Si l’année 2020 a vu diminuer légèrement, en France, le nombre de féminicides, celui des violences faites aux femmes a, au contraire, bondi. D’après les chiffres du gouvernement, 24 800 viols ont été déclarés en 2020, avec une hausse de 11 % par rapport à 2019.
Les associations de terrain savent que ces chiffres sont très en dessous de la réalité : seulement une femme victime sur 10 fait la démarche de porter plainte, et le Collectif féministe contre le viol a recensé plus de 85 000 victimes de viol ou tentative de viol.
D’une part, très peu portent plainte car ce crime implique généralement un conjoint ou un proche. D’autre part, l’accueil souvent déplorable dans les commissariats puis le traitement de la justice (qui condamne moins de 1 % des violeurs) constituent une seconde violence, insupportable elle aussi.
Pourtant la vague lancée par #MeToo a permis de faire entendre les voix des victimes, et par son ampleur a amené une certaine prise de conscience dans la société. Aujourd’hui, le hashtag #MeTooInceste révèle un autre pan des violences sexistes.
L’inceste et les agressions pédocriminelles
Parmi ces violences, celles concernant les enfants ont longtemps été ignorées. Pourtant un enfant sur 10 serait victime de violences sexuelles dans sa famille, soit 6,7 millions de personnes en France, dont une très large majorité de filles1.
Jusqu’à récemment, le tourisme pédocriminel dans les pays pauvres était considéré avec complaisance et l’on débattait du « droit » des enfants en France à avoir des relations sexuelles avec un adulte, sans questionner le rapport d’emprise qu’un adulte peut avoir sur unE enfant ou unE adolescentE.
Vanessa Springora, qui a été une des jeunes victimes de Gabriel Matzneff, a justement dévoilé toute l’imposture de ce « consentement »2. Au-delà de la dénonciation de son prédateur, cette autrice révèle une société complice, qui a admiré un quinquagénaire séduisant une adolescente de 14 ans, tout en rédigeant des récits très explicites de sa consommation de jeunes garçons en Asie. S’agit-il d’une « autre époque », comme on peut l’entendre ? Ce qui est sûr, c’est qu’à notre époque, les voix des victimes résonnent plus fort.
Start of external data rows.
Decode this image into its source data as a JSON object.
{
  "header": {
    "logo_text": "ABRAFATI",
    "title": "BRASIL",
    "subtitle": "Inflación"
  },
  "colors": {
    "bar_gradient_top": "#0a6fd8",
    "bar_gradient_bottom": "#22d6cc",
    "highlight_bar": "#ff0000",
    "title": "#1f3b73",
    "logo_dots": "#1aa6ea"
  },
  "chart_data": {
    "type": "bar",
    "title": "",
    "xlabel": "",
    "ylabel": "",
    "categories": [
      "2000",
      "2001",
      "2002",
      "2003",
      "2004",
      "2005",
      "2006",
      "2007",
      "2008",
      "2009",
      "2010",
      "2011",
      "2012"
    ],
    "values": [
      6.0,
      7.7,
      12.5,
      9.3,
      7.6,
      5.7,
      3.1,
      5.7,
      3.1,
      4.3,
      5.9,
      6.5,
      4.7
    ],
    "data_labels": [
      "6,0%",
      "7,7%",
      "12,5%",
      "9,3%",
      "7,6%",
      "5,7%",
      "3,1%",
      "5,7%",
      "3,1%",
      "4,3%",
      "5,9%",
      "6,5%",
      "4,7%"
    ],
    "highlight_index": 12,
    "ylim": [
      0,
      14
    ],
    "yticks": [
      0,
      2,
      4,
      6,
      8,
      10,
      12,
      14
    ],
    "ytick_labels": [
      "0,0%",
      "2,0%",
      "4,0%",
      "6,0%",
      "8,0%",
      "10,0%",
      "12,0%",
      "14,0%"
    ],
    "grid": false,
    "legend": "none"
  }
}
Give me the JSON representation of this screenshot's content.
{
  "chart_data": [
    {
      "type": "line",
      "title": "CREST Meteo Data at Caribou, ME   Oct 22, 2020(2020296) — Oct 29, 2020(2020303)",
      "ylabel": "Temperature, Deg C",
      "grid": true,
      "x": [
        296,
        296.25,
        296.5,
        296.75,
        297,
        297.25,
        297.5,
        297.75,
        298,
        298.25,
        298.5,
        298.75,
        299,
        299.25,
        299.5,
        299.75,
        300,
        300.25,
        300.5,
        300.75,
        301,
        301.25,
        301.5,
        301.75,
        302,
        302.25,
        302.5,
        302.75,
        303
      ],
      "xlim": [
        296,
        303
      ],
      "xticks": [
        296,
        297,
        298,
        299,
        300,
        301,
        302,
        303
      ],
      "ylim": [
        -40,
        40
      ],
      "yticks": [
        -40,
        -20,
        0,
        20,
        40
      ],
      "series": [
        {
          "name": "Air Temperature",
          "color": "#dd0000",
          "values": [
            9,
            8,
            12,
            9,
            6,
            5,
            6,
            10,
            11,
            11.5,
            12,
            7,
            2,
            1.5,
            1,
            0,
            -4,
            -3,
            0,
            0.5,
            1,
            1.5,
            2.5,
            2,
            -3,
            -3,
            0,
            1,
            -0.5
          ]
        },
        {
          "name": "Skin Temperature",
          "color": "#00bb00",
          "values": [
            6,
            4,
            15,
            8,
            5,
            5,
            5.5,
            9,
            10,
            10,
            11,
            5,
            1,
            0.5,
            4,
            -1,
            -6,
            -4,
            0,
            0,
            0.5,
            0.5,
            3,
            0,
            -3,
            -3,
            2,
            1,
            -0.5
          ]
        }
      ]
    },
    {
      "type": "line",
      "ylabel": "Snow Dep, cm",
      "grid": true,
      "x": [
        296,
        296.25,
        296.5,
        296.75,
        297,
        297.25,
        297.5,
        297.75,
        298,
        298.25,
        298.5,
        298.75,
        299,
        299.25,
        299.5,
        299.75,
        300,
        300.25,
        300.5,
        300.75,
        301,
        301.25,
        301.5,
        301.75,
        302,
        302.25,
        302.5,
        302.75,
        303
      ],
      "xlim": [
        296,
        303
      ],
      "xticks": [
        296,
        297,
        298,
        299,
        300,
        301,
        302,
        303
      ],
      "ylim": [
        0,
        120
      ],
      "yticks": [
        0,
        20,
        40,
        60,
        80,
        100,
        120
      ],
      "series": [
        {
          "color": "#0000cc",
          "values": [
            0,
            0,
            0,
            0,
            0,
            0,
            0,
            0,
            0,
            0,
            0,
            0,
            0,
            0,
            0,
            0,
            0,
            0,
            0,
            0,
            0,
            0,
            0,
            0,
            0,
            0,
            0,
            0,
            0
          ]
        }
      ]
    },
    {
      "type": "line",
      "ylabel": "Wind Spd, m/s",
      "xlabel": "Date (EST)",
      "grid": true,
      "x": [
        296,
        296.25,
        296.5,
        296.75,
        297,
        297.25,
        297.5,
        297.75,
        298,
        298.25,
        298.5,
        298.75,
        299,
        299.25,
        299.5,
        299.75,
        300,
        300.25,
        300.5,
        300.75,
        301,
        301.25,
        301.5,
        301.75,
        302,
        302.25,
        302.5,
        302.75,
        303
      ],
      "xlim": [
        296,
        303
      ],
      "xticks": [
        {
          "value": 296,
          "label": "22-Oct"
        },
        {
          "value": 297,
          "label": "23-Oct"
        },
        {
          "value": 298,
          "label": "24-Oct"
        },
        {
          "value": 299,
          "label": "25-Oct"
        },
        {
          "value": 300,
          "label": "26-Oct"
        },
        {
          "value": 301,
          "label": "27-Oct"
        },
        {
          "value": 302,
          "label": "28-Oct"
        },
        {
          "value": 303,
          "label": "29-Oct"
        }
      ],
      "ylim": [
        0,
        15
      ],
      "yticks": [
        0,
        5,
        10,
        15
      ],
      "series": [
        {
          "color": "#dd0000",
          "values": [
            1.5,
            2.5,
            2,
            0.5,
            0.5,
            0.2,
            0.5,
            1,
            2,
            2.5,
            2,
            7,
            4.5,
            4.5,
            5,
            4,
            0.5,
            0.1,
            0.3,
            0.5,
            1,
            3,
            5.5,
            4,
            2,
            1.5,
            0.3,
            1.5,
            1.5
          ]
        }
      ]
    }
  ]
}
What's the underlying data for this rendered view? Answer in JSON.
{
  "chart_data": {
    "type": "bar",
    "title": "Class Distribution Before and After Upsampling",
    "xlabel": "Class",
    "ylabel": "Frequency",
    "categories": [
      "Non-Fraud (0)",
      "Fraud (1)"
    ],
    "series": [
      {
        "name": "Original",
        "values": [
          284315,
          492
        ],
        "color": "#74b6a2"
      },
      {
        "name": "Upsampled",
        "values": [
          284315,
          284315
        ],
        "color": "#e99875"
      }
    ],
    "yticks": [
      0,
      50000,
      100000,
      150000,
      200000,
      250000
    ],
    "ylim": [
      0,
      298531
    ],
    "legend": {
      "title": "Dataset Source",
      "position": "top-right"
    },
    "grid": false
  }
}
Récemment, de fortes mobilisations ont eu lieu autour du cas emblématique de Julie, violée à 14 ans par 20 pompiers et dont la justice a méprisé la parole.
Culture du viol et société patriarcale
Les violences contre les femmes et contre les enfants s’inscrivent dans un même schéma de domination, fondée sur l’autorité du pater familias. C’est dans la famille hétérosexuelle que s’apprennent les relations de pouvoir, du mari sur la femme, des parents sur les enfants. Comme l’écrivait Marx, « dans la famille, l’homme est le bourgeois ; la femme joue le rôle du prolétariat. » Ainsi, pour l’anthropologue Dorothée Dussy, « l’inceste est le paroxysme de la domination masculine ».
Depuis les théories freudiennes assimilant les souvenirs traumatiques à des fantasmes enfantins, jusqu’aux concepts masculinistes comme le « syndrome d’aliénation parentale », la parole des enfants est déniée, et les mères forcément coupables. La présomption d’innocence du potentiel agresseur se transforme en présomption de mensonge concernant les victimes. La société tout entière diffuse une culture du viol, où la souffrance des victimes est méprisée, voire érotisée.
Ces violences perpétuent un système de domination, où chacunE doit rester à sa place. Donc chaque parole qui se libère contribue à ébranler l’ordre patriarcal. C’est pourquoi la place des militantEs révolutionnaires est d’accompagner et de soutenir ces mobilisations.